In a Poisson distribution, if $\frac{P(X=5)}{P(X=2)} = \frac{1}{7500}$ and $\frac{P(X=5)}{P(X=3)} = \frac{1}{500}$, then the mean is:
Using the first ratio: $\frac{\lambda^5/120}{\lambda^2/2} = \frac{\lambda^3}{60} = \frac{1}{7500}$.

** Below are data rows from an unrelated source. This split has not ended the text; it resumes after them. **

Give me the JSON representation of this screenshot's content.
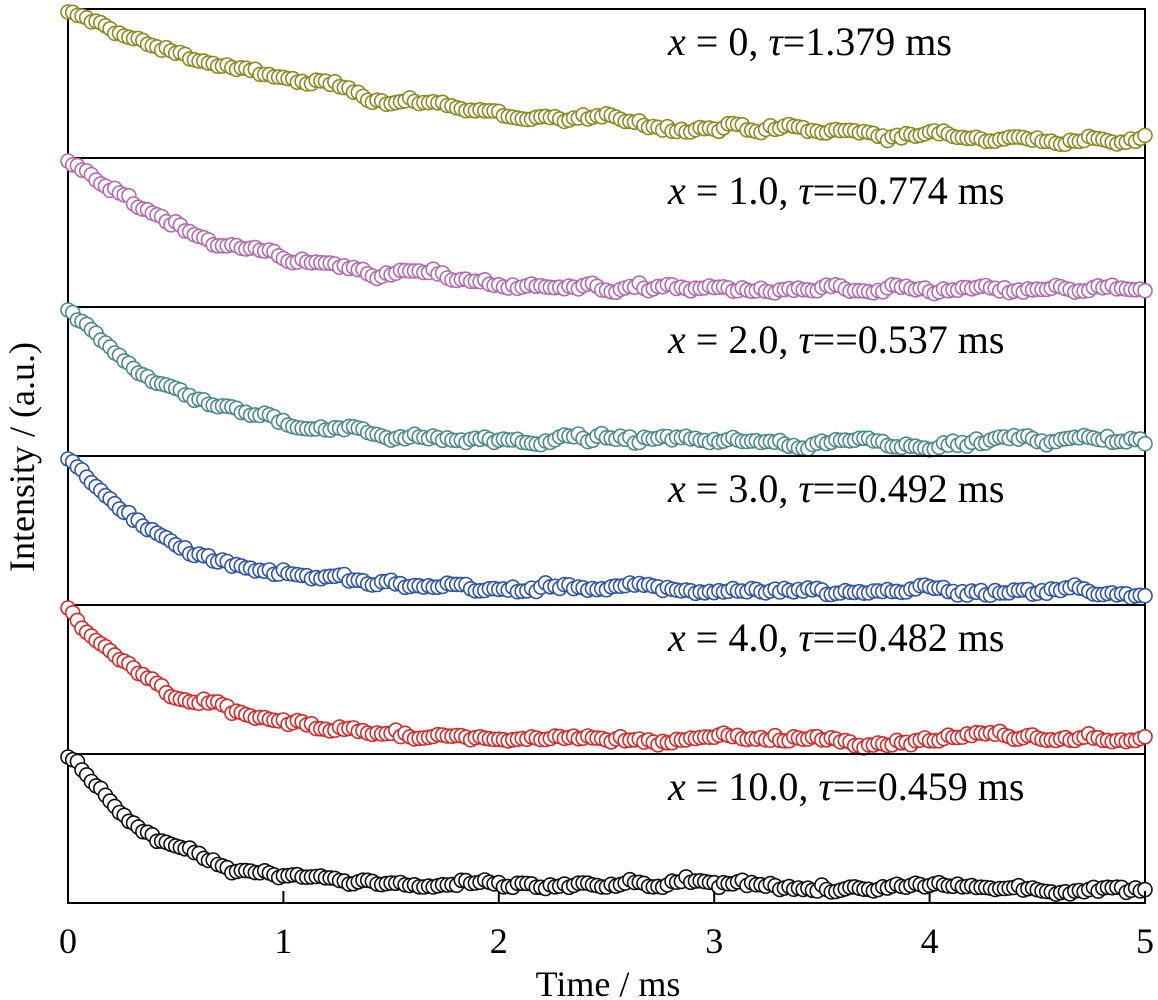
{
  "chart_data": {
    "type": "scatter",
    "xlabel": "Time / ms",
    "ylabel": "Intensity / (a.u.)",
    "xlim": [
      0,
      5
    ],
    "xticks": [
      "0",
      "1",
      "2",
      "3",
      "4",
      "5"
    ],
    "ylim": [
      0,
      1
    ],
    "grid": false,
    "series": [
      {
        "label_var": "x",
        "label_rest": " = 0, ",
        "label_tau": "τ",
        "label_tail": "=1.379 ms",
        "tau": 1.379,
        "color": "#8b8b25"
      },
      {
        "label_var": "x",
        "label_rest": " = 1.0, ",
        "label_tau": "τ",
        "label_tail": "==0.774 ms",
        "tau": 0.774,
        "color": "#b36ab3"
      },
      {
        "label_var": "x",
        "label_rest": " = 2.0, ",
        "label_tau": "τ",
        "label_tail": "==0.537 ms",
        "tau": 0.537,
        "color": "#4d8a8a"
      },
      {
        "label_var": "x",
        "label_rest": " = 3.0, ",
        "label_tau": "τ",
        "label_tail": "==0.492 ms",
        "tau": 0.492,
        "color": "#2f55a8"
      },
      {
        "label_var": "x",
        "label_rest": " = 4.0, ",
        "label_tau": "τ",
        "label_tail": "==0.482 ms",
        "tau": 0.482,
        "color": "#d42a2a"
      },
      {
        "label_var": "x",
        "label_rest": " = 10.0, ",
        "label_tau": "τ",
        "label_tail": "==0.459 ms",
        "tau": 0.459,
        "color": "#111111"
      }
    ]
  }
}
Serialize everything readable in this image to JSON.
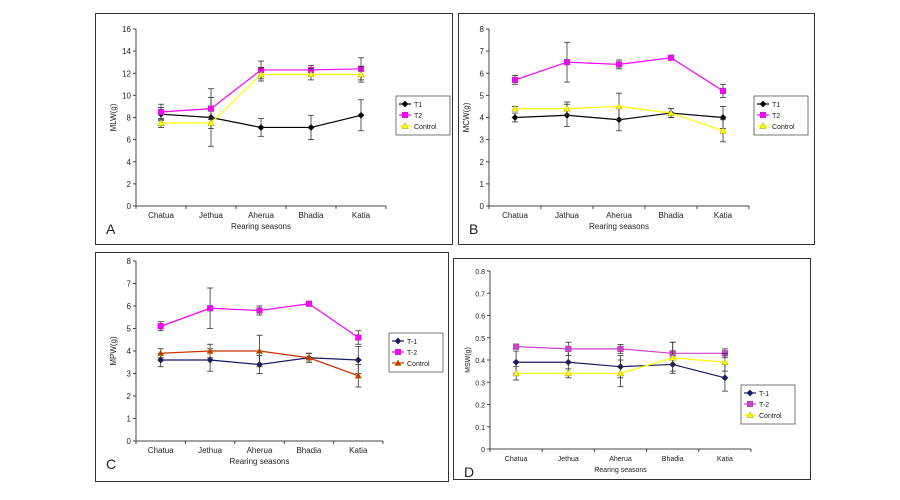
{
  "chart_data": [
    {
      "id": "A",
      "type": "line",
      "panel_label": "A",
      "xlabel": "Rearing seasons",
      "ylabel": "MLW(g)",
      "categories": [
        "Chatua",
        "Jethua",
        "Aherua",
        "Bhadia",
        "Katia"
      ],
      "ylim": [
        0,
        16
      ],
      "yticks": [
        "0",
        "2",
        "4",
        "6",
        "8",
        "10",
        "12",
        "14",
        "16"
      ],
      "legend_position": "right",
      "series": [
        {
          "name": "T1",
          "color": "#000000",
          "marker": "diamond",
          "values": [
            8.3,
            8.0,
            7.1,
            7.1,
            8.2
          ],
          "errors": [
            0.6,
            2.6,
            0.8,
            1.1,
            1.4
          ]
        },
        {
          "name": "T2",
          "color": "#ff00ff",
          "marker": "square",
          "values": [
            8.5,
            8.8,
            12.3,
            12.3,
            12.4
          ],
          "errors": [
            0.7,
            1.0,
            0.8,
            0.4,
            1.0
          ]
        },
        {
          "name": "Control",
          "color": "#ffff00",
          "marker": "triangle",
          "values": [
            7.5,
            7.5,
            11.9,
            11.9,
            11.9
          ],
          "errors": [
            0.4,
            0.5,
            0.6,
            0.5,
            0.7
          ]
        }
      ]
    },
    {
      "id": "B",
      "type": "line",
      "panel_label": "B",
      "xlabel": "Rearing seasons",
      "ylabel": "MCW(g)",
      "categories": [
        "Chatua",
        "Jathua",
        "Aherua",
        "Bhadia",
        "Katia"
      ],
      "ylim": [
        0,
        8
      ],
      "yticks": [
        "0",
        "1",
        "2",
        "3",
        "4",
        "5",
        "6",
        "7",
        "8"
      ],
      "legend_position": "right",
      "series": [
        {
          "name": "T1",
          "color": "#000000",
          "marker": "diamond",
          "values": [
            4.0,
            4.1,
            3.9,
            4.2,
            4.0
          ],
          "errors": [
            0.2,
            0.5,
            0.5,
            0.2,
            0.5
          ]
        },
        {
          "name": "T2",
          "color": "#ff00ff",
          "marker": "square",
          "values": [
            5.7,
            6.5,
            6.4,
            6.7,
            5.2
          ],
          "errors": [
            0.2,
            0.9,
            0.2,
            0.1,
            0.3
          ]
        },
        {
          "name": "Control",
          "color": "#ffff00",
          "marker": "triangle",
          "values": [
            4.4,
            4.4,
            4.5,
            4.2,
            3.4
          ],
          "errors": [
            0.1,
            0.3,
            0.6,
            0.2,
            0.5
          ]
        }
      ]
    },
    {
      "id": "C",
      "type": "line",
      "panel_label": "C",
      "xlabel": "Rearing seasons",
      "ylabel": "MPW(g)",
      "categories": [
        "Chatua",
        "Jethua",
        "Aherua",
        "Bhadia",
        "Katia"
      ],
      "ylim": [
        0,
        8
      ],
      "yticks": [
        "0",
        "1",
        "2",
        "3",
        "4",
        "5",
        "6",
        "7",
        "8"
      ],
      "legend_position": "right",
      "series": [
        {
          "name": "T-1",
          "color": "#1a1a66",
          "marker": "diamond",
          "values": [
            3.6,
            3.6,
            3.4,
            3.7,
            3.6
          ],
          "errors": [
            0.3,
            0.5,
            0.4,
            0.2,
            0.6
          ]
        },
        {
          "name": "T-2",
          "color": "#ff00ff",
          "marker": "square",
          "values": [
            5.1,
            5.9,
            5.8,
            6.1,
            4.6
          ],
          "errors": [
            0.2,
            0.9,
            0.2,
            0.05,
            0.3
          ]
        },
        {
          "name": "Control",
          "color": "#cc3300",
          "marker": "triangle",
          "values": [
            3.9,
            4.0,
            4.0,
            3.7,
            2.9
          ],
          "errors": [
            0.2,
            0.3,
            0.7,
            0.2,
            0.5
          ]
        }
      ]
    },
    {
      "id": "D",
      "type": "line",
      "panel_label": "D",
      "xlabel": "Rearing seasons",
      "ylabel": "MSW(g)",
      "categories": [
        "Chatua",
        "Jethua",
        "Aherua",
        "Bhadia",
        "Katia"
      ],
      "ylim": [
        0,
        0.8
      ],
      "yticks": [
        "0",
        "0.1",
        "0.2",
        "0.3",
        "0.4",
        "0.5",
        "0.6",
        "0.7",
        "0.8"
      ],
      "legend_position": "right",
      "series": [
        {
          "name": "T-1",
          "color": "#1a1a66",
          "marker": "diamond",
          "values": [
            0.39,
            0.39,
            0.37,
            0.38,
            0.32
          ],
          "errors": [
            0.05,
            0.05,
            0.05,
            0.03,
            0.06
          ]
        },
        {
          "name": "T-2",
          "color": "#cc44cc",
          "marker": "square",
          "values": [
            0.46,
            0.45,
            0.45,
            0.43,
            0.43
          ],
          "errors": [
            0.01,
            0.03,
            0.02,
            0.05,
            0.02
          ]
        },
        {
          "name": "Control",
          "color": "#ffff00",
          "marker": "triangle",
          "values": [
            0.34,
            0.34,
            0.34,
            0.41,
            0.39
          ],
          "errors": [
            0.03,
            0.02,
            0.06,
            0.07,
            0.04
          ]
        }
      ]
    }
  ]
}
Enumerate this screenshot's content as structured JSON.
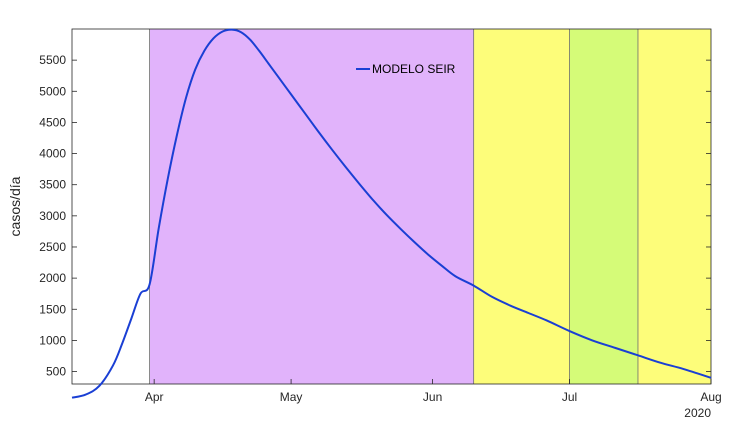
{
  "chart_data": {
    "type": "line",
    "title": "",
    "xlabel": "",
    "ylabel": "casos/día",
    "x_ticks": [
      "Apr",
      "May",
      "Jun",
      "Jul",
      "Aug"
    ],
    "x_year_label": "2020",
    "x_range": [
      "2020-03-14",
      "2020-08-01"
    ],
    "ylim": [
      300,
      6000
    ],
    "y_ticks": [
      500,
      1000,
      1500,
      2000,
      2500,
      3000,
      3500,
      4000,
      4500,
      5000,
      5500
    ],
    "grid": false,
    "legend_position": "top-center",
    "background_bands": [
      {
        "start": "2020-03-31",
        "end": "2020-06-10",
        "color": "#e1b3fb"
      },
      {
        "start": "2020-06-10",
        "end": "2020-07-01",
        "color": "#fdfd7a"
      },
      {
        "start": "2020-07-01",
        "end": "2020-07-16",
        "color": "#d5fb78"
      },
      {
        "start": "2020-07-16",
        "end": "2020-08-01",
        "color": "#fdfd7a"
      }
    ],
    "series": [
      {
        "name": "MODELO SEIR",
        "color": "#1a3fd4",
        "x": [
          "2020-03-14",
          "2020-03-17",
          "2020-03-20",
          "2020-03-23",
          "2020-03-25",
          "2020-03-27",
          "2020-03-29",
          "2020-03-31",
          "2020-04-02",
          "2020-04-04",
          "2020-04-06",
          "2020-04-08",
          "2020-04-10",
          "2020-04-12",
          "2020-04-14",
          "2020-04-16",
          "2020-04-18",
          "2020-04-20",
          "2020-04-22",
          "2020-04-24",
          "2020-04-26",
          "2020-04-28",
          "2020-05-01",
          "2020-05-04",
          "2020-05-07",
          "2020-05-10",
          "2020-05-13",
          "2020-05-16",
          "2020-05-19",
          "2020-05-22",
          "2020-05-25",
          "2020-05-28",
          "2020-05-31",
          "2020-06-03",
          "2020-06-06",
          "2020-06-10",
          "2020-06-14",
          "2020-06-18",
          "2020-06-22",
          "2020-06-26",
          "2020-07-01",
          "2020-07-06",
          "2020-07-11",
          "2020-07-16",
          "2020-07-21",
          "2020-07-26",
          "2020-08-01"
        ],
        "y": [
          80,
          130,
          270,
          600,
          950,
          1350,
          1750,
          1900,
          2800,
          3600,
          4300,
          4900,
          5350,
          5650,
          5850,
          5960,
          5990,
          5950,
          5830,
          5650,
          5450,
          5250,
          4950,
          4650,
          4350,
          4060,
          3780,
          3510,
          3250,
          3010,
          2790,
          2580,
          2380,
          2200,
          2030,
          1880,
          1700,
          1560,
          1440,
          1320,
          1150,
          1000,
          880,
          760,
          640,
          540,
          400
        ]
      }
    ]
  }
}
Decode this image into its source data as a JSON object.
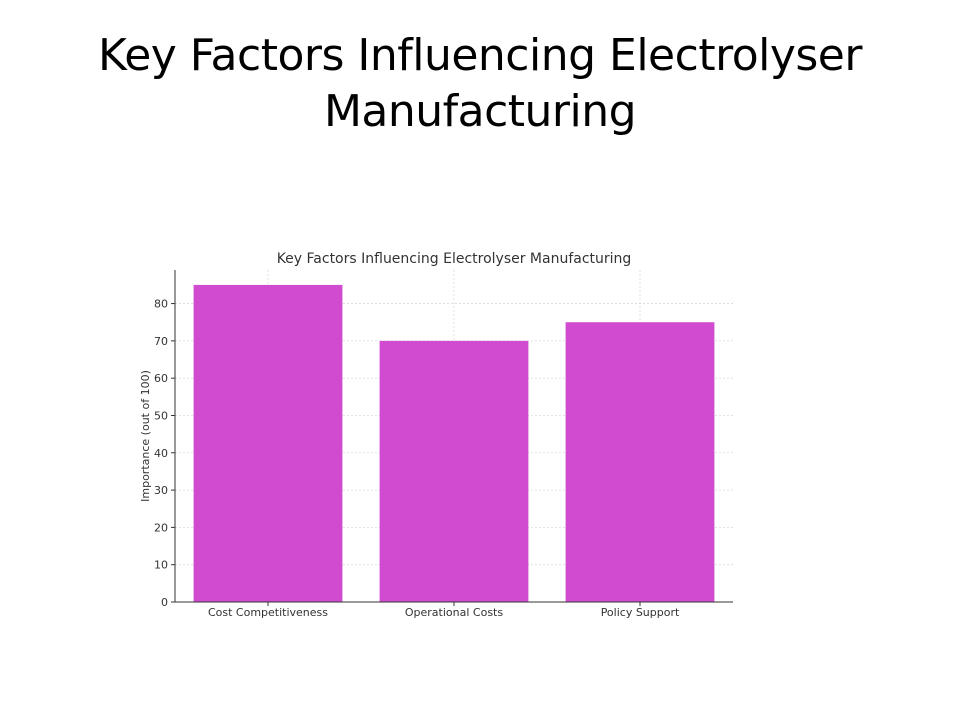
{
  "slide": {
    "title": "Key Factors Influencing Electrolyser Manufacturing"
  },
  "chart_data": {
    "type": "bar",
    "title": "Key Factors Influencing Electrolyser Manufacturing",
    "xlabel": "",
    "ylabel": "Importance (out of 100)",
    "categories": [
      "Cost Competitiveness",
      "Operational Costs",
      "Policy Support"
    ],
    "values": [
      85,
      70,
      75
    ],
    "ylim": [
      0,
      89
    ],
    "yticks": [
      0,
      10,
      20,
      30,
      40,
      50,
      60,
      70,
      80
    ],
    "grid": true,
    "bar_color": "#d14bd1"
  }
}
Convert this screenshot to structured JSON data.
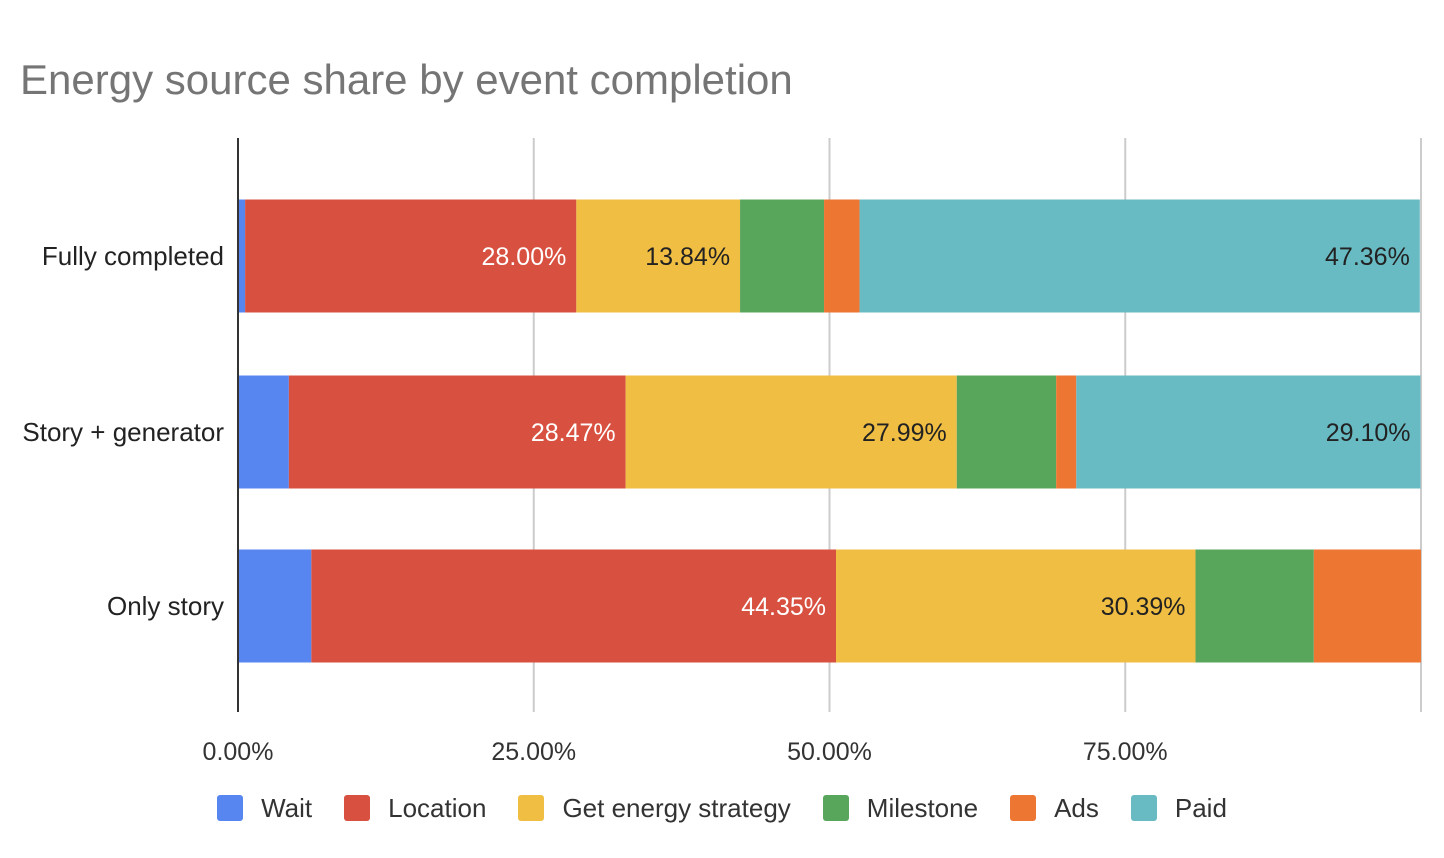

$$ \lambda^3 = \frac{60}{7500} = \frac{1}{125} \implies \lambda = \frac{1}{5} $$The probability distribution of X is given below. Then the standard deviation of X is:
| X | 2 | 3 | 5 | 7 | 12 |
| P(X) | 3k | k | k | 2k | k |
Sum $= 8k = 1 \implies k=1/8$.
Mean $\mu = 5$. $E(X^2) = 36$.
Variance $= 36 – 25 = 11$. SD $= \sqrt{11}$.
If the mean and variance of a binomial distribution are $\frac{4}{3}$ and $\frac{10}{9}$ respectively, then $P(X \ge 6)=$
$np=4/3$, $npq=10/9 \implies q=5/6, p=1/6, n=8$.
$P(X \ge 6) = P(6)+P(7)+P(8) = \frac{1}{6^8}[\binom{8}{6}5^2 + \binom{8}{7}5 + 1] = \frac{741}{6^8}$.
If three dice are thrown, then the mean of the sum of the numbers appearing on them is:
Mean of 1 die $= 3.5$.
Mean of 3 dice sum $= 3 \times 3.5 = 10.5$.
If $X \sim B(7,p)$ and $P(X=3) = P(X=5)$, then $p=$
$\binom{7}{3} p^3 q^4 = \binom{7}{5} p^5 q^2 \implies 35 q^2 = 21 p^2 \implies 5(1-p)^2 = 3p^2$.
Solving quadratic: $2p^2 – 10p + 5 = 0$. Since $p \le 1$, $p = \frac{5-\sqrt{15}}{2}$.